Now, I’m pleased to say that my father is in no pain, but he is losing weight and becoming weaker by the day. His worst problem is the difficulty he has breathing. It makes talking a herculean task. Being unable to care for himself he is now receiving palliative care in a nursing home. My mother, although physically quite robust, is not able to take care of herself either, and she is now in the same home—not necessarily the blessing it might seem at first sight, but that’s another story, which will probably never be told.
So my mind has been on other things.
One of the things I have realised is how easy it is to slip into a ‘getting through’ mode of being. The last four weeks have needed to be gotten through rather than lived. I just needed to get through the task of finding an apartment... Through the battle with Telstra... Through the emotional hardship of facing my father. I just have to get through this weekend, not just facing my father, but facing my mother who can [he says with some restraint] be a difficult woman.

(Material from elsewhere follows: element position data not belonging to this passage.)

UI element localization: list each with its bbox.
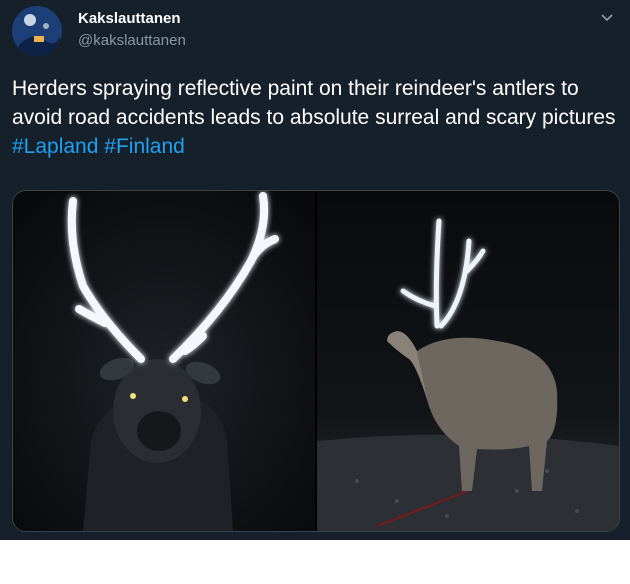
reindeer-front-photo[interactable] [13, 191, 315, 531]
hashtag-finland[interactable]: #Finland [104, 135, 185, 158]
chevron-down-icon[interactable] [600, 10, 614, 22]
media-grid [12, 190, 620, 532]
handle[interactable]: @kakslauttanen [78, 32, 186, 49]
reindeer-side-photo[interactable] [317, 191, 619, 531]
hashtag-lapland[interactable]: #Lapland [12, 135, 98, 158]
tweet-body: Herders spraying reflective paint on the… [12, 77, 616, 129]
avatar[interactable] [12, 6, 62, 56]
display-name[interactable]: Kakslauttanen [78, 10, 181, 27]
tweet-card: Kakslauttanen @kakslauttanen Herders spr… [0, 0, 630, 540]
tweet-text: Herders spraying reflective paint on the… [12, 74, 622, 161]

I would not want this ‘getting through’ to become habitual, to form the consistent pattern of my life, or become my overriding attitude to life. Life is to be lived, not endured.

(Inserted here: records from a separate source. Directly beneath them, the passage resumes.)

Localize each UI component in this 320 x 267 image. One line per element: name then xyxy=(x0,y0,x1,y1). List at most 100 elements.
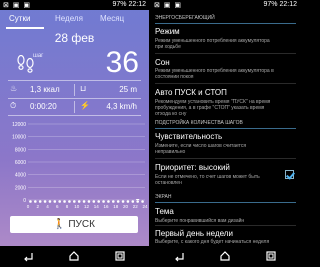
back-icon[interactable] xyxy=(173,250,185,262)
hour-marker xyxy=(63,200,66,203)
section-header-steps: ПОДСТРОЙКА КОЛИЧЕСТВА ШАГОВ xyxy=(155,120,243,126)
hour-marker xyxy=(38,200,42,203)
steps-label: шаг xyxy=(33,53,44,59)
x-tick-label: 6 xyxy=(56,204,59,209)
hour-marker xyxy=(48,200,52,203)
hourly-steps-chart: 0200040006000800010000120000 2 4 6 8 10 12 14 16… xyxy=(12,122,148,209)
setting-summary: Режим уменьшенного потребления аккумулят… xyxy=(155,38,270,50)
x-tick-label: 18 xyxy=(113,204,119,209)
hour-marker xyxy=(53,200,57,203)
setting-summary: Если не отмечено, то счет шагов может бы… xyxy=(155,174,260,186)
hour-marker xyxy=(29,200,32,203)
hour-marker xyxy=(136,200,139,203)
hour-marker xyxy=(131,200,135,203)
home-icon[interactable] xyxy=(219,250,231,262)
tab-month[interactable]: Месяц xyxy=(100,14,124,23)
setting-title: Тема xyxy=(155,207,174,216)
hour-marker xyxy=(92,200,96,203)
speed-value: 4,3 km/h xyxy=(106,102,137,111)
clock: 22:12 xyxy=(279,1,297,8)
home-icon[interactable] xyxy=(68,250,80,262)
distance-value: 25 m xyxy=(119,85,137,94)
hour-marker xyxy=(43,200,47,203)
tab-week[interactable]: Неделя xyxy=(55,14,83,23)
pedometer-screen: ⊠ ▣ ▣ 97% 22:12 Сутки Неделя Месяц 28 фе… xyxy=(0,0,149,267)
battery-percent: 97% xyxy=(112,1,127,8)
hour-marker xyxy=(116,200,120,203)
x-tick-label: 4 xyxy=(46,204,49,209)
divider xyxy=(8,98,141,99)
hour-marker xyxy=(107,200,110,203)
hour-marker xyxy=(126,200,130,203)
hour-marker xyxy=(68,200,71,203)
divider xyxy=(74,101,75,113)
status-right: 97% 22:12 xyxy=(113,1,147,8)
battery-percent: 97% xyxy=(263,1,278,8)
setting-title: Режим xyxy=(155,27,180,36)
notification-icons: ⊠ ▣ ▣ xyxy=(154,2,182,9)
divider xyxy=(155,83,296,84)
hour-marker xyxy=(58,200,61,203)
section-divider xyxy=(155,202,296,203)
setting-summary: Выберите понравившийся вам дизайн xyxy=(155,218,245,224)
x-tick-label: 20 xyxy=(123,204,129,209)
section-header-energy: ЭНЕРГОСБЕРЕГАЮЩИЙ xyxy=(155,15,215,21)
y-tick-label: 8000 xyxy=(15,147,26,153)
x-tick-label: 14 xyxy=(94,204,100,209)
y-tick-label: 2000 xyxy=(15,185,26,191)
hour-marker xyxy=(73,200,76,203)
setting-title: Первый день недели xyxy=(155,229,233,238)
section-header-screen: ЭКРАН xyxy=(155,194,172,200)
y-tick-label: 4000 xyxy=(15,173,26,179)
x-tick-label: 16 xyxy=(103,204,109,209)
recent-apps-icon[interactable] xyxy=(114,250,126,262)
back-icon[interactable] xyxy=(22,250,34,262)
setting-title: Авто ПУСК и СТОП xyxy=(155,88,227,97)
active-tab-indicator xyxy=(6,27,44,29)
metrics-row-1: ♨ 1,3 ккал ⊔ 25 m xyxy=(8,84,141,96)
setting-summary: Измените, если число шагов считается неп… xyxy=(155,143,247,155)
setting-summary: Режим уменьшенного потребления аккумулят… xyxy=(155,68,274,80)
nav-bar xyxy=(0,246,149,267)
y-tick-label: 12000 xyxy=(12,122,26,128)
settings-screen: ⊠ ▣ ▣ 97% 22:12 ЭНЕРГОСБЕРЕГАЮЩИЙ Режим … xyxy=(151,0,300,267)
status-bar: ⊠ ▣ ▣ 97% 22:12 xyxy=(0,0,149,10)
divider xyxy=(8,115,141,116)
walking-icon: 🚶 xyxy=(53,219,66,230)
setting-title: Приоритет: высокий xyxy=(155,163,230,172)
hour-marker xyxy=(87,200,91,203)
notification-icons: ⊠ ▣ ▣ xyxy=(3,2,31,9)
current-date: 28 фев xyxy=(54,31,95,45)
x-tick-label: 2 xyxy=(36,204,39,209)
hour-marker xyxy=(82,200,86,203)
hour-marker xyxy=(77,200,81,203)
x-tick-label: 8 xyxy=(66,204,69,209)
status-bar: ⊠ ▣ ▣ 97% 22:12 xyxy=(151,0,300,10)
setting-title: Сон xyxy=(155,58,170,67)
timer-icon: ⏱ xyxy=(10,101,17,110)
y-tick-label: 10000 xyxy=(12,135,26,141)
calories-value: 1,3 ккал xyxy=(30,85,60,94)
x-tick-label: 22 xyxy=(133,204,139,209)
divider xyxy=(8,80,141,81)
metrics-row-2: ⏱ 0:00:20 ⚡ 4,3 km/h xyxy=(8,101,141,113)
divider xyxy=(74,84,75,96)
speed-icon: ⚡ xyxy=(80,101,90,110)
setting-summary: Выберите, с какого дня будет начинаться … xyxy=(155,239,270,245)
priority-checkbox[interactable] xyxy=(285,170,294,179)
hour-marker xyxy=(102,200,105,203)
fire-icon: ♨ xyxy=(10,84,18,93)
tab-day[interactable]: Сутки xyxy=(9,14,30,23)
x-tick-label: 12 xyxy=(84,204,90,209)
hour-marker xyxy=(112,200,115,203)
divider xyxy=(155,53,296,54)
start-button[interactable]: 🚶 ПУСК xyxy=(10,216,138,233)
recent-apps-icon[interactable] xyxy=(265,250,277,262)
hour-marker xyxy=(34,200,37,203)
duration-value: 0:00:20 xyxy=(30,102,57,111)
settings-list: ЭНЕРГОСБЕРЕГАЮЩИЙ Режим Режим уменьшенно… xyxy=(151,10,300,246)
divider xyxy=(155,225,296,226)
divider xyxy=(155,158,296,159)
step-bar xyxy=(136,199,140,200)
x-tick-label: 24 xyxy=(142,204,148,209)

Despite my father’s poor prognosis, and despite his obvious physical difficulties, he is in good spirits. He is facing the situation with dignity, courage and even humour. Of course there is fear, and sometimes humiliation, when nurses have to assist him when he goes to the toilet; but he is facing up to these fears and humiliations, and talking about them. In short, he is being heroic. My father has not lived a ‘great’ life. In many ways, from the ouotside, it seems like a rather small, insignificant life. But he is a big man within that small life. I have always suspected this, and I suppose there have been moments when I (and probably he) might wondered what and who he might have been in different circumstances. But now some of that greatness of spirit is shining through for the world to see.

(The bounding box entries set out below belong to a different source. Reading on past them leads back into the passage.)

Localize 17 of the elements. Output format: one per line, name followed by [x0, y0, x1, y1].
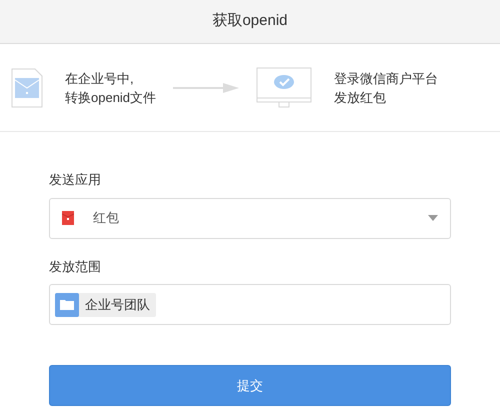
dropdown-caret-icon [428, 215, 438, 221]
scope-field[interactable]: 企业号团队 [49, 284, 451, 325]
step-text: 转换openid文件 [65, 88, 156, 106]
arrow-icon [173, 82, 240, 92]
document-icon [11, 68, 43, 108]
folder-icon [60, 299, 74, 310]
step-text: 在企业号中, [65, 70, 135, 88]
select-value: 红包 [93, 209, 120, 228]
step-text: 发放红包 [334, 88, 388, 106]
step-text: 登录微信商户平台 [334, 70, 438, 88]
window-title: 获取openid [212, 11, 288, 32]
field-label: 发放范围 [49, 258, 101, 276]
field-label: 发送应用 [49, 171, 101, 189]
monitor-icon [256, 66, 312, 108]
envelope-icon [62, 211, 74, 225]
department-tag[interactable]: 企业号团队 [55, 292, 156, 316]
select-field[interactable]: 红包 [49, 198, 451, 238]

I realised as I prepared to fly down to Adelaide that there was a chance he could even die before I got here. He could still die this weekend. Even if he doesn’t, this might well be my last chance to see him. I wanted to say something to him, without embarrassing him, without becoming too mushy and emotional. I wanted to say to him that the things I like about myself, the things I consider to be my true strengths... These things I owe to him.
I had the chance to say it, and for that I am thankful.